Moneycontrol was supposed to be called 'Rupeemaker.com' at one stage. Frankly, I was born and brought up under the gaze of print, radio and television - my understanding of the internet was, at best, rather suspect. While putting together an ace television channel came naturally to me, the internet bit was fuzzy. So we were struggling to come up with a viable architecture of an 'accompanying portal for the television channel'. Since our own credentials were rather thin, we had appointed a Bangalore-based agency to design the website. There was enormous pressure from investment analysts to 'embellish' our market-leading TV channel with a credible internet strategy - that would have given them the fodder they were looking for to put an even stronger buy recommendation on our stock. It was a lovely little merry-go-round that 'internet entrepreneurs' and 'media analysts' were playing with each other in those days of incredibly (and foolishly) booming markets.

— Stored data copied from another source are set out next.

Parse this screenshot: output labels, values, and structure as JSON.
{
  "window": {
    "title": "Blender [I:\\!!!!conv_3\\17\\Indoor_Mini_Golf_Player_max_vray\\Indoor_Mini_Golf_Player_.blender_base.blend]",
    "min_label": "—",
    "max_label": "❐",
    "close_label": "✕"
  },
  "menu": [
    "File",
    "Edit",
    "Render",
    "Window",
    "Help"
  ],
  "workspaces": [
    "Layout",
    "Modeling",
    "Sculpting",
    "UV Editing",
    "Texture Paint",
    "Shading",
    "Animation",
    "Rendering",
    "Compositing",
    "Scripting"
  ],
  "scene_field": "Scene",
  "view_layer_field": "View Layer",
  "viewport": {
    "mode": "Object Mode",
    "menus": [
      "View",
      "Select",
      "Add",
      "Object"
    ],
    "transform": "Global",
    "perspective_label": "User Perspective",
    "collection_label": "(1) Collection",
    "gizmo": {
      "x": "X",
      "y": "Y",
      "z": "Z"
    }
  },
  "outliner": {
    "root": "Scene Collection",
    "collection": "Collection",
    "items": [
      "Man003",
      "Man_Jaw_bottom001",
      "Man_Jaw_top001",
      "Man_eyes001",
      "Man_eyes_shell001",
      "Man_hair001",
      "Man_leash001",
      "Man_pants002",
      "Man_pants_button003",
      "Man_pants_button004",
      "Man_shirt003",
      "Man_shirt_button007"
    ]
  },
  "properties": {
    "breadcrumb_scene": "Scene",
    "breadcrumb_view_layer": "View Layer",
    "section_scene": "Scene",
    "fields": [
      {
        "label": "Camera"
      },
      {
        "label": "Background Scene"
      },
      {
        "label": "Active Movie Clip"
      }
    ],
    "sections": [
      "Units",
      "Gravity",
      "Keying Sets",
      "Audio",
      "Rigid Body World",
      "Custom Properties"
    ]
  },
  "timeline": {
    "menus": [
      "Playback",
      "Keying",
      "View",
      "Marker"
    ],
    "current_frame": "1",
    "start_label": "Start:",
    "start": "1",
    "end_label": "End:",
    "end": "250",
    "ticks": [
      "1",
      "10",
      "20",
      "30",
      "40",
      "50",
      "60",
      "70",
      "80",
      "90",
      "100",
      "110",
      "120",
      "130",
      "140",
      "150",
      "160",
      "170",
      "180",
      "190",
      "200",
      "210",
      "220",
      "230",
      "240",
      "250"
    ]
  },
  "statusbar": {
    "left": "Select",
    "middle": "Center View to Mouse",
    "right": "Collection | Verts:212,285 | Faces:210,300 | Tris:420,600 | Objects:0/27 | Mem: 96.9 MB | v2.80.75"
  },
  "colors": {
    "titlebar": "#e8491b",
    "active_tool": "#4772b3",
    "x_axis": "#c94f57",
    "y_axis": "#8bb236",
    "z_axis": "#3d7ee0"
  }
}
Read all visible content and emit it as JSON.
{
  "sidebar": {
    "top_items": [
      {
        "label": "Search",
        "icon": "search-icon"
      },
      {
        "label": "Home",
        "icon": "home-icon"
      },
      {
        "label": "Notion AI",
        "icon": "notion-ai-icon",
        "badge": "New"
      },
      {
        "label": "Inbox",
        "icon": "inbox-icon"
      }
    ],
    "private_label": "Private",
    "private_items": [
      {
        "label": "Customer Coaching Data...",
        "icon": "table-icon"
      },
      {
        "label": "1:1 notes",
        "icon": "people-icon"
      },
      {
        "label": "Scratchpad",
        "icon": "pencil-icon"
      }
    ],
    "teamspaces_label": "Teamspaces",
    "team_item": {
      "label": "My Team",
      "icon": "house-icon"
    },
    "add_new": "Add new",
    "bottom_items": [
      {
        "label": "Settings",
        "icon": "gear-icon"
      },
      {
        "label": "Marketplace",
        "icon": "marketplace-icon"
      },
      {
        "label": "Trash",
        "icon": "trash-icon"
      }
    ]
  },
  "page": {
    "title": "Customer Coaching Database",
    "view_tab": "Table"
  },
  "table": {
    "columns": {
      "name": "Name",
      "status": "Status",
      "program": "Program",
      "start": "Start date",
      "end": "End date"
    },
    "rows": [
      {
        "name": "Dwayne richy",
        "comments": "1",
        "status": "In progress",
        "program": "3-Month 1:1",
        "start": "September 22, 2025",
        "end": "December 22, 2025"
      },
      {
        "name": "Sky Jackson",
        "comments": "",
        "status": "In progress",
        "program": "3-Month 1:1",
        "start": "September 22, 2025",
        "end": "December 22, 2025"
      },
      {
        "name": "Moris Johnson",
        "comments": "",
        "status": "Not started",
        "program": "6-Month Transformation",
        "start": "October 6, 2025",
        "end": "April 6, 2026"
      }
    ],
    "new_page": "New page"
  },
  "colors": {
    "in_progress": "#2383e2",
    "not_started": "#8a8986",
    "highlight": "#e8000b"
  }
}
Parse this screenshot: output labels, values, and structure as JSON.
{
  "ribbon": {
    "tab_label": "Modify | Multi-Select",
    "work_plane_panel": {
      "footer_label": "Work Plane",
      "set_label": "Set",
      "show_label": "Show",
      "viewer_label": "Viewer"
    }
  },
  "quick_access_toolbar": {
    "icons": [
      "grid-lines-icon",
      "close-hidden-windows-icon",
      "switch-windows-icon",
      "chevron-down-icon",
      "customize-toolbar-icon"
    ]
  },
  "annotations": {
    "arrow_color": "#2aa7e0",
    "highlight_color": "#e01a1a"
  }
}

We took a power-point presentation of Rupeemaker.com to one of the leading venture capitalists of that time. Within two days, he had faxed across a term sheet, valuing the non-existent portal higher than CNBC-TV18. Alas, the dotcom bubble burst, and all flights of fantasy (and market valuations) crashed. The term sheet was no longer worth the paper it was printed on. Mercifully, Haresh (Chawla) took over as CEO during that time, and quashed our Rupeemaker misadventure (the Bangalore chaps were clueless about the design or features of the portal). Haresh had (and continues to have) one of the keenest internet minds that I have engaged with. He bought the fledgling Moneycontrol from its original owner, and scaled it up with several unique attributes. He put together a fabulous team, which leads it to this day. Even as the internet became a bad word with singed investment bankers, we continued to invest in Moneycontrol.com. Dozens of internet companies and websites were crashing all around us - but Moneycontrol continued to thrive and grow through the crisis years. It is, like TV18, a child of adversity. Which is why it rules in its space, an unquestioned leader, the envy of its competitors. But it cannot - and shall not - rest on its laurels. I am convinced that ten years later, on its twentieth anniversary, we would be celebrating a portal which is a hundred times stronger, deeper and more successful than it is today.
The author, Raghav Bahl is the Managing Director of Network18.